I momenti più importanti della sua carriera da calciatore a Napoli. Marco Baroni, allenatore della Lazio, sfida – ancora una volta – il suo passato. Due stagioni azzurre, con i saliscendi legati alle condizioni fisiche e psicologiche di Diego Maradona più che alla forza della squadra guidata da Albertino Bigon. Dal 1989 al 1991, arrivando da Lecce, dove aveva giocato con Antonio Conte.
Due miliardi di lire e il cartellino di un terzino cresciuto nel vivaio del Napoli, Antonio Carannante: per il ds del Lecce, lo storico Mimmo Cataldo, quello fu un ottimo affare. Baroni, con la sua prestanza fisica, diventò subito titolare. E nella prima stagione segnò in campionato due gol pesanti: al Bologna quello numero 3000 nella storia del Napoli e soprattutto alla Lazio, nell’ultima giornata di campionato, quello decisivo per lo scudetto, che era stato di fatto ipotecato nella domenica precedente, con la vittoria sul campo del Bologna (e la contemporanea sconfitta del Milan a Verona, accompagnata dalle velenose polemiche del clan rossonero).
Baroni stava perfettamente a suo agio nello spogliatoio di Soccavo. Parlava poco, le sue interviste erano sempre equilibratissime. Non era un personaggio da copertina nella squadra di Maradona, Alemao, Ferrara, Careca e Carnevale e del portiere Giuliani che si faceva notare per le parate e per le divise sgargianti, da lui disegnate. Marco non era il tipo che frequentava i locali notturni e meno che mai le equivoche compagnie di Diego.
Casa e campo, come gli avevano insegnato i suoi maestri, tra cui lo stesso di Conte, Carlo Mazzone. La fiamma dell’orgoglio di indossare la maglia con lo scudetto nella seconda e ultima stagione venne spenta da quanto accadde a Maradona, cioè al Napoli, perché la squadra – al di là della forza dei suoi uomini – dipendeva dagli umori di Diego, che chiuse di fatto il suo rapporto con la società quattro mesi prima della squalifica.
Trasferta di Coppa dei Campioni a Mosca, il capitano che non parte con i compagni perché strafatto di cocaina, poi si mette in viaggio con un aereo privato e Bigon lo porta in panchina per punizione in occasione della partita con lo Spartak Mosca.
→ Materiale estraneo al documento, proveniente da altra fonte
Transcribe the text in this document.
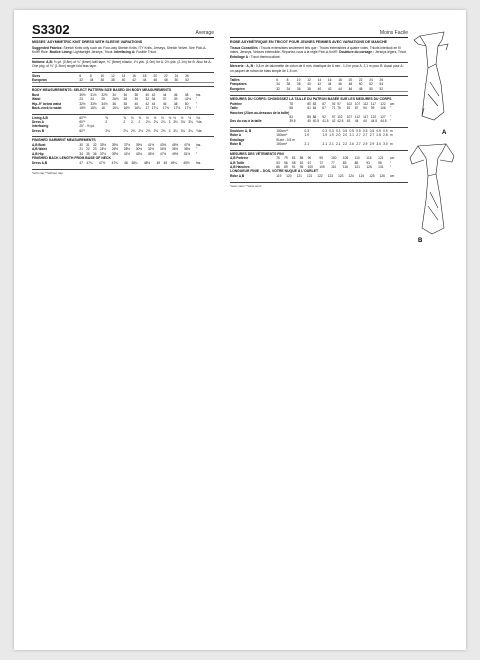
S3302	Average
MISSES' ASYMMETRIC KNIT DRESS WITH SLEEVE VARIATIONS
Suggested Fabrics: Stretch Knits only such as: Four-way Stretch Knits, ITY Knits, Jerseys, Stretch Velvet. See Pick-A-Knit® Rule. Bodice Lining: Lightweight Jerseys, Tricot. Interfacing A: Fusible Tricot.
Notions: A,B: ⅜ yd. (0.8m) of ¼" (6mm) twill tape, ⅜" (6mm) elastic; 1⅛ yds. (1.0m) for A, 2⅛ yds. (2.1m) for B. Also for A: One pkg. of ⅜" (1.5cm) single fold bias tape.
Sizes	6	8	10	12	14	16	18	20	22	24	26	
European	32	34	36	38	40	42	44	46	48	50	52	
BODY MEASUREMENTS: SELECT PATTERN SIZE BASED ON BODY MEASUREMENTS
Bust	30½	31½	32½	34	36	38	40	42	44	46	48	Ins.
Waist	23	24	25	26½	28	30	32	34	37	39	41½	"
Hip–9" below waist	32½	33½	34½	36	38	40	42	44	46	48	50	"
Back–neck to waist	15½	15¾	16	16¼	16½	16¾	17	17¼	17⅜	17½	17¾	"
Lining A,B	60"**	⅝	⅝	⅝	⅝	½	½	½	½	½	½	½	Yd.
Dress A	60"*	2	2	2	2	2¼	2¼	2¼	3	3⅛	3⅛	3⅛	Yds.
Interfacing	20" - ½ yd.												
Dress B	60"*	2⅛	2⅛	2⅛	2⅛	2⅛	2⅛	2⅛	3	3¼	3¼	3¼	Yds.
FINISHED GARMENT MEASUREMENTS
A,B Bust	30	31	32	33½	35½	37½	39½	41½	43½	45½	47½	Ins.
A,B Waist	21	22	23	24½	26½	28½	30½	32½	34½	36½	38½	"
A,B Hip	34	35	36	37½	39½	41½	43½	45½	47½	49½	51½	"
FINISHED BACK LENGTH FROM BASE OF NECK
Dress A,B	47	47¼	47½	47¾	48	48¼	48½	49	49	49¼	49½	Ins.
*with nap **without nap
Moins Facile
ROBE ASYMÉTRIQUE EN TRICOT POUR JEUNES FEMMES AVEC VARIATIONS DE MANCHE
Tissus Conseillés : Tricots extensibles seulement tels que : Tricots extensibles à quatre voies, Tricots interlock en fil inters, Jerseys, Velours extensible. Reportez-vous à la règle Pick-A-Knit®. Doublure du corsage : Jerseys légers, Tricot. Entoilage A : Tricot thermocollant.
Mercerie : A, B : 0,8 m de talonnette de coton de 6 mm, élastique de 6 mm : 1,0 m pour A, 2,1 m pour B. Aussi pour A : un paquet de ruban de biais simple de 1,5 cm.
Tailles	6	8	10	12	14	16	18	20	22	24	26	
Françaises	34	36	38	40	42	44	46	48	50	52	54	
Européen	32	34	36	38	40	42	44	46	48	50	52	
MESURES DU CORPS: CHOISISSEZ LA TAILLE DU PATRON BASÉE SUR LES MESURES DU CORPS
Poitrine	78	80	83	87	92	97	102	107	112	117	122	cm
Taille	58	61	64	67	71	76	81	87	94	99	106	"
Hanches (23cm au-dessous de la taille)												
	83	85	88	92	97	102	107	112	117	122	127	"
Dos du cou à la taille	39.5	40	40.5	41.5	42	42.5	43	44	44	44.5	44.5	"
Doublure A, B	150cm**	0.3	0.3	0.3	0.3	0.5	0.5	0.5	0.5	0.5	0.5	0.5	m
Robe A	150cm*	1.9	1.9	1.9	2.0	2.0	2.1	2.7	2.7	2.7	2.8	2.8	m
Entoilage	51cm - 0.5 m												
Robe B	150cm*	2.1	2.1	2.1	2.1	2.2	2.6	2.7	2.9	2.9	3.0	3.0	m
MESURES DES VÊTEMENTS FINI
A,B Poitrine	76	79	81	85	90	95	100	105	110	116	121	cm
A,B Taille	53	56	58	62	67	72	77	83	88	93	98	"
A,B Hanches	86	89	91	95	100	105	110	116	121	126	131	"
LONGUEUR FINIE – DOS, VOTRE NUQUE À L'OURLET
Robe A,B	119	120	121	121	122	123	123	124	124	125	126	cm
*avec sens **sans sens
A
B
Finisce 0-0, ai rigori Diego e due suoi compagni fedelissimi, Ferrara e Mauro, segnano. Un solo errore dal dischetto, fatale: quello di Baroni. La stagione finisce in maniera anonima, nessun tifoso ricorda più come si piazzò il Napoli a un anno dal secondo scudetto (8° posto). E l’ultima partita è anche l’ultima di Marco in azzurro.